Since that day, almost six weeks now, we haven't spoken. Believe me, I was complaining because I wanted my relationship to work and I wanted things to be how they used to be before. If I didn't love him I would go with the flow and let the relationship die. Maybe he is behaving that way because he has travelled out and he feels he is on cloud nine. But I don't know if I did wrong by complaining and now am hurting because I keep wondering if that is enough reason to break up with someone you love and want to spend your life with.
So sorry for the long write up and probable mistakes. I guess am just emotional.
Cheers.
There's more to the mail that you didn't say, and I will implore you to talk to me and help me understand exactly what transpired in your relationship.
According to you, he planned to see your father but you delayed and discouraged him. The question is, what exactly happened when you discouraged him from seeing your dad?
After he succeeded in meeting with your dad, what and what did you say that made him react in the manner he did?
What you say is not as important as how you say it, and your purpose behind your statement.
If you truly cherish him and the relationship, you won't compare him with your ex or anyone else. Secondly you wouldn't have discouraged him from taking the bold step of meeting your dad when he planned to, but I guess you know better than I do.
Since he has broken up with you, give him some time and space and observe his reaction and actions. If after thirty days he doesn't reach out to you, please contact him and find out whether he's bent on moving on with his life.

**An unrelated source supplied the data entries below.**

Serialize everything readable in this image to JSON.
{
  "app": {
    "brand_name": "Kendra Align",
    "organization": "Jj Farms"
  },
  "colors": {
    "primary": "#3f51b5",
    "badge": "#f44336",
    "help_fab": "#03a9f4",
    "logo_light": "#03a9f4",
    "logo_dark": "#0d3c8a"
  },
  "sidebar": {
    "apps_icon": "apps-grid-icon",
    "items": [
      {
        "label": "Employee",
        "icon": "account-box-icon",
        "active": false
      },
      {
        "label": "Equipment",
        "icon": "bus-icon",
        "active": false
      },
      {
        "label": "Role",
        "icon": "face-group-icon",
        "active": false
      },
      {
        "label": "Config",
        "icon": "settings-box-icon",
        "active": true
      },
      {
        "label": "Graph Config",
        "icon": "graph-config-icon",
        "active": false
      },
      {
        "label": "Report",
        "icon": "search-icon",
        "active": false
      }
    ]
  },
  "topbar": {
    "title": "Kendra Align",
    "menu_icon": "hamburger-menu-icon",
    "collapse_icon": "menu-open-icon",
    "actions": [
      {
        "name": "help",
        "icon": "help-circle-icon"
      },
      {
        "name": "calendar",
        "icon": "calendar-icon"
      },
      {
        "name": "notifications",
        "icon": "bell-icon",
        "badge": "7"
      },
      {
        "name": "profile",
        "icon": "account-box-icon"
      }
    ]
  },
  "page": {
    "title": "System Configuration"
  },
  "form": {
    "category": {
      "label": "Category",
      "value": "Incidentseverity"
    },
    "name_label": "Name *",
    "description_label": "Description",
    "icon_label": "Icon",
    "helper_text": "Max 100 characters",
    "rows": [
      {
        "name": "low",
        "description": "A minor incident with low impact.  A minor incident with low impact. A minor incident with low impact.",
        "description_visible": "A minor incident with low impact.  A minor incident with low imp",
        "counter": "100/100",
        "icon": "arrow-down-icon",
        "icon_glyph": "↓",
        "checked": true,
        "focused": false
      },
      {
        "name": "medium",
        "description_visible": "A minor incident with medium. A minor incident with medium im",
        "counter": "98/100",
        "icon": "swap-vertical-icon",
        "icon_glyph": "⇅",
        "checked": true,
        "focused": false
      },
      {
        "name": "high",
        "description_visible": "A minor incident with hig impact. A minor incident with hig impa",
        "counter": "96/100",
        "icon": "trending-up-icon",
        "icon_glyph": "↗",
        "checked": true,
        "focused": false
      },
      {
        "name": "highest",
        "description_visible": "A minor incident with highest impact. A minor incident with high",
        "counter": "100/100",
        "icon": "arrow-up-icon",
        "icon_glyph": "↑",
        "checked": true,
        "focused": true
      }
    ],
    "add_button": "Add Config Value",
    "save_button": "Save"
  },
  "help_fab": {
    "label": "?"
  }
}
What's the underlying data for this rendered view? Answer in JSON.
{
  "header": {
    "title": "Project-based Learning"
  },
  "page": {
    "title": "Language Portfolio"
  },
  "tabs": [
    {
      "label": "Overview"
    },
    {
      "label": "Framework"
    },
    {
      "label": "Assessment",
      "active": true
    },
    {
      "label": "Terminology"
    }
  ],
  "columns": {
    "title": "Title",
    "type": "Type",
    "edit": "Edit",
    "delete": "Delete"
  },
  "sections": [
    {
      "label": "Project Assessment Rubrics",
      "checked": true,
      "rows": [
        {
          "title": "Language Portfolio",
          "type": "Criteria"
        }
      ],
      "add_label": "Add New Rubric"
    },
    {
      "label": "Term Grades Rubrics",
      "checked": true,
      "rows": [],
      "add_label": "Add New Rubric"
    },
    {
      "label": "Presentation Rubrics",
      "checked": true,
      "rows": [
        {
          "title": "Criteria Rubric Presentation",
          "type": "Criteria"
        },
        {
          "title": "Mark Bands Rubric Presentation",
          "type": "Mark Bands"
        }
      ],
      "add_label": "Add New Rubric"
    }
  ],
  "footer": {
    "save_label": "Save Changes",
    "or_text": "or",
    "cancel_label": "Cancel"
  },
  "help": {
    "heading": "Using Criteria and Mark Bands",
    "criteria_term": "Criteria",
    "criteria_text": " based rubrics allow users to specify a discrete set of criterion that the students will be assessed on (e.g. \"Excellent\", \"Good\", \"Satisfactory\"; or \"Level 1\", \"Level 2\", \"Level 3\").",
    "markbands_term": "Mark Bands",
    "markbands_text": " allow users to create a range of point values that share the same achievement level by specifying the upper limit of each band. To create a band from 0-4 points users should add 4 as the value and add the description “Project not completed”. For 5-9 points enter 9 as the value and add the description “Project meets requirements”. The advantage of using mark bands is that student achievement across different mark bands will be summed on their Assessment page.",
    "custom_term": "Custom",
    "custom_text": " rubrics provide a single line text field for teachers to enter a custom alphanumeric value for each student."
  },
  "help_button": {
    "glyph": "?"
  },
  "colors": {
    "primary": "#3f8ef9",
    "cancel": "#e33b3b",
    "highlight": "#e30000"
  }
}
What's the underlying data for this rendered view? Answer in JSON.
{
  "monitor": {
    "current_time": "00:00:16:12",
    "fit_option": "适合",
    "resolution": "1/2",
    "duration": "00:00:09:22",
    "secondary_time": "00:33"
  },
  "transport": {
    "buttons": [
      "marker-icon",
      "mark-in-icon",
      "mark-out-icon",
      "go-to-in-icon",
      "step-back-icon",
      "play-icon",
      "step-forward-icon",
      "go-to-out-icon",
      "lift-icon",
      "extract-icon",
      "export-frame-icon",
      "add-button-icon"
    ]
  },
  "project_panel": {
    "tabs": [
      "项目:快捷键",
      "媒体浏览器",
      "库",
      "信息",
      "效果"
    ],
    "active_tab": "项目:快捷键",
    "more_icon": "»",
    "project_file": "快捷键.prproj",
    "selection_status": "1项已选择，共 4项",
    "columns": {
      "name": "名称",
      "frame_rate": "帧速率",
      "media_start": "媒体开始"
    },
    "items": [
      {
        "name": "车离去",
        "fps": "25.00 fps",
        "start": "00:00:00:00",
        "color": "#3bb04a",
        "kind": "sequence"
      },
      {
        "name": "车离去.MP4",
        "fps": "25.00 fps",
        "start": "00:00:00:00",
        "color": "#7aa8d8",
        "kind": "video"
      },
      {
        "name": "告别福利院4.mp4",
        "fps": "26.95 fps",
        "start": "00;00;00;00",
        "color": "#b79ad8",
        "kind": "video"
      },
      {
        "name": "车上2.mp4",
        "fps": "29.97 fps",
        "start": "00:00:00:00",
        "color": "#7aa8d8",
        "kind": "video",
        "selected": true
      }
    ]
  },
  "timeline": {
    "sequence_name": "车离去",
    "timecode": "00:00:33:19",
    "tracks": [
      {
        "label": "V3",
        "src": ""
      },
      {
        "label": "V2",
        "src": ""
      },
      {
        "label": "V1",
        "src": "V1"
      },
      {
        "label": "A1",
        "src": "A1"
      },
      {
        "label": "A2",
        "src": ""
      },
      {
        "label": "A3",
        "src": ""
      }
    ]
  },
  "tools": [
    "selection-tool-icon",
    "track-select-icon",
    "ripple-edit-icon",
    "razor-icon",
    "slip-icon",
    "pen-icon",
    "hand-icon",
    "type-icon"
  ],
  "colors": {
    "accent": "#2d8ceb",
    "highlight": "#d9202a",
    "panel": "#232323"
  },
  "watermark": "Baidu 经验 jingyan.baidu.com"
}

If he's no longer interested in the relationship, then you may need to move on with your life and learn from this relationship.
Men have moments when they feel like doing anything in life including getting married, if you stand in their way for whatever reasons that is best known to you, you may end up pushing him to the arms of another lady.
Understanding how best to manage those moments will greatly help you to reach a compromise without destroying the relationship.